Viajar

Que el mundo es ancho y ajeno lo sabemos desde que Ciro Alegría acuñó la frase y tituló su novela en los años cuarenta; que el mundo es plano lo sabemos desde que Thomas Friedman acuñó el término y tituló su ensayo en la pasada década; que el mundo se ha achicado lo sabemos también, entre otros por Mario Benedetti quien pone en boca de Ramón Budiño, en “Gracias por el fuego”, un cliché que por aquellos años cincuenta daba que pensar: demora menos horas llegar a Europa en avión que días en barco. Que el mundo es étnico y variopinto lo sabemos desde el desenlace de la historia de Babel y el Diluvio Universal en la Biblia. De modo que, y siguiendo con el juego de los clichés, no hay nada nuevo bajo el sol: a la vez que el mundo se hace más accesible, la movilidad mayor, y las comunicaciones más veloces, al punto de desafiar el factor tiempo, parecería que todo tiende a convertirse en una unidad. Basta con viajar para darse cuenta que el mundo sigue siendo esencialmente diverso y étnico. Por tanto, podrá variar la tecnología, la accesibilidad, y todos esos términos sofisticados y vigorizantes, que nos hacen percibirnos como una especie cada vez más superior y omnipotente. Sin embargo, cuando salimos de la comarca descubrimos la riqueza étnica que nos ofrecen nuestros semejantes, las incontables e infinitas mixturas de colores, rasgos, e idiomas.

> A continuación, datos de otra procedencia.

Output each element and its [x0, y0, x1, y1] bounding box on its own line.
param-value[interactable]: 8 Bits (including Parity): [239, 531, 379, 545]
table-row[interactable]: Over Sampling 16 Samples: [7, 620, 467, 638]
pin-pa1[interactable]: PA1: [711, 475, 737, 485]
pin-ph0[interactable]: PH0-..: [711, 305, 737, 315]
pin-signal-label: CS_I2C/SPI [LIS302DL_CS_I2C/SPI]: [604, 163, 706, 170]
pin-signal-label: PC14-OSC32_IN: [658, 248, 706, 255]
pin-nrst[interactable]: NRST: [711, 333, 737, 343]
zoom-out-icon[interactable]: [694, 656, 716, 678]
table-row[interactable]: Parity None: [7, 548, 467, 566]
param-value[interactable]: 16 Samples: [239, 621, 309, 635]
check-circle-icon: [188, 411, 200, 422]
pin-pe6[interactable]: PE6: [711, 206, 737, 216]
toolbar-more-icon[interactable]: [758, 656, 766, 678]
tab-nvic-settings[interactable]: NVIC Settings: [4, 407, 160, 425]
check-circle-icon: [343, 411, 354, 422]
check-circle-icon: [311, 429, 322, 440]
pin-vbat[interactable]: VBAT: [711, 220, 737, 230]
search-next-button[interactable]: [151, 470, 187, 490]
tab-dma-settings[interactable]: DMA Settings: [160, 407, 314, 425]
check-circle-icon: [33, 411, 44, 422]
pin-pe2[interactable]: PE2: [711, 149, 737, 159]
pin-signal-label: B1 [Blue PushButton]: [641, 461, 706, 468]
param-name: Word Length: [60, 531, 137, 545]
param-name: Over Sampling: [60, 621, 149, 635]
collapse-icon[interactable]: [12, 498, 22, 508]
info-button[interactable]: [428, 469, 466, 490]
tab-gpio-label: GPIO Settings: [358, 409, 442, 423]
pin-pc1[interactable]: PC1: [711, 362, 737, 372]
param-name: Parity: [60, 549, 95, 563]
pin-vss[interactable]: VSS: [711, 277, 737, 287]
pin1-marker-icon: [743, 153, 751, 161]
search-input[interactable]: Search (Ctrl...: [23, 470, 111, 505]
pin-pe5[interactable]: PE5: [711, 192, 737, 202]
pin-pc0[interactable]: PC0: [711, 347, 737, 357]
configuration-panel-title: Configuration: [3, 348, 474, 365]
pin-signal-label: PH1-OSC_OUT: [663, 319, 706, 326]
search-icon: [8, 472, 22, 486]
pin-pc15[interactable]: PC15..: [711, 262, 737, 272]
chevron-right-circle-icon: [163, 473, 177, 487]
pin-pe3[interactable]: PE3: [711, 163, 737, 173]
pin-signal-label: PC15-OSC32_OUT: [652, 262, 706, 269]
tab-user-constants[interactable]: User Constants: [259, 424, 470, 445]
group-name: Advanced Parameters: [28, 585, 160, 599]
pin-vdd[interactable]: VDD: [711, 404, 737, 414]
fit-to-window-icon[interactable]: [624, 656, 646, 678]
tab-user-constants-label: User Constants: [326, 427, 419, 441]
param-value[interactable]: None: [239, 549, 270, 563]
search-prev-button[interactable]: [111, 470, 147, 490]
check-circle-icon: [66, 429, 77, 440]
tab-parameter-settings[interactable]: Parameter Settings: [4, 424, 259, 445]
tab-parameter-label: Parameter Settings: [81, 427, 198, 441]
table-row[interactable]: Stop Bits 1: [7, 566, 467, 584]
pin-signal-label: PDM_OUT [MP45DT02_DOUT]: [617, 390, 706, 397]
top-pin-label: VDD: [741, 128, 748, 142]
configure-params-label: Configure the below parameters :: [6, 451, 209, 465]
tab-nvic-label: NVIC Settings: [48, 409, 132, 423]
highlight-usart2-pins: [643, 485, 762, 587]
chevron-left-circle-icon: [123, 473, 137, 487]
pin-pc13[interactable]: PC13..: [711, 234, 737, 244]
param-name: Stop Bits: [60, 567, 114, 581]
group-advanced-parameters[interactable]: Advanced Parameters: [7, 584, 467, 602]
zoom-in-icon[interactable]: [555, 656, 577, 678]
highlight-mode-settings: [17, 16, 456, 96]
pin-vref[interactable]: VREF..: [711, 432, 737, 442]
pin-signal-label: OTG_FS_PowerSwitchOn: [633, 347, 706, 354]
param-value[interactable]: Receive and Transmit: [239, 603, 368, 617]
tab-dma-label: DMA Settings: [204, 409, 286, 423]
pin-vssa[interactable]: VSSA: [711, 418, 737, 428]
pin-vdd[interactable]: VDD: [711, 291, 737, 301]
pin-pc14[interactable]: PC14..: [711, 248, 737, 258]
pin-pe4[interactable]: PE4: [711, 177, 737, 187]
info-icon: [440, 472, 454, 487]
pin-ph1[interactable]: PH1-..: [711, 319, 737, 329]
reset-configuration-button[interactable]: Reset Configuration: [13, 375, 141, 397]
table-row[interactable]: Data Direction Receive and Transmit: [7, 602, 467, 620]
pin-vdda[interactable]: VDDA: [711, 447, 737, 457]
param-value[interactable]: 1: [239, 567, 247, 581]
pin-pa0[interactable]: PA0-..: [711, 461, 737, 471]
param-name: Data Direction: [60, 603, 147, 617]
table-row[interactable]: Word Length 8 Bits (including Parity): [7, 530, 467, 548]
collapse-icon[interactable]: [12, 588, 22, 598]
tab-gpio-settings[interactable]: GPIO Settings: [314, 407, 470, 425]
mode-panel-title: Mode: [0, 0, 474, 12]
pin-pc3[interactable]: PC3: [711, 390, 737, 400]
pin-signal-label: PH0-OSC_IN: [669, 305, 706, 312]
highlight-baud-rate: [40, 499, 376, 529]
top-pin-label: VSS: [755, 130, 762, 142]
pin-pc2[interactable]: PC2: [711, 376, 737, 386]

Uruguay es un país homogéneo: en su población, en su geografía, en su clima. Quienes crecimos en Uruguay no somos naturalmente sensibles a la diversidad. Como ya ha sido largamente explicado por muchos, tendemos a igualar todo; en lo posible, hacia abajo. La mediocridad es nuestro ideal. Por eso antes de avanzar con ideas o proyectos debemos “dar la discusión”, debemos homogeneizarla, pasteurizarla si se quiere; que sea para todos. Después de todo, somos un país pequeño, un puñado de habitantes en busca de una identidad colectiva y uniforme: Artigas, o la Selección Nacional.

Israel en sus orígenes tuvo un tinte homogeneizante con el dominio de los padres fundadores provenientes de Europa Oriental. La marea de la historia, sin embargo, barrió con todo aquello para convertir a Israel en un país tan diverso como complejo. Por ser un Estado Judío, hay una necesidad de una cierta uniformidad de criterios en lo que hace a los espacios públicos, las minorías, y en especial, las diversas formas, etnias y credos de la mayoría, los judíos. Junto con las amenazas externas, que son viejas conocidas, existe este otro desafío interno, mucho menos conocido. O tal vez sí, pero si nos remontamos a épocas muy pretéritas, al comienzo de nuestra era. El judaísmo que Los Rabinos o Los Sabios uniformizaron se está fraccionando en forma inexorable.

Para albergar la diversidad se precisa de factores objetivos y subjetivos. Estos últimos son el deseo de hacerlo, el convencimiento de que la diversidad es el camino natural del hombre. Los factores objetivos tienen que ver con tiempo y espacio. Construir diversidad lleva años y sacrificios, procesos dolorosos. También supone espacio, porque los diversos quieren vivir con sus semejantes. En algún punto de la geografía, yo debo estar entre los míos. La diversidad también tiene un límite. Así, barrios se convierten en guettos espontáneos. Cruzar una calle puede suponer pasar de un mundo a otro.

Viajar nos da una sensación de vastedad a la vez que nos remite a un espacio casi puntual único, personal, e intransferible. Viajar nos da humildad, ya sea en el asiento de un avión en vuelo o en la soledad de un aeropuerto. El mundo es grande, nosotros pequeños; el mundo es diverso, nosotros somos uno. El tiempo y el espacio se confunden. Nos despertamos y no sabemos dónde estamos. Pero ciertamente, sabemos que estamos.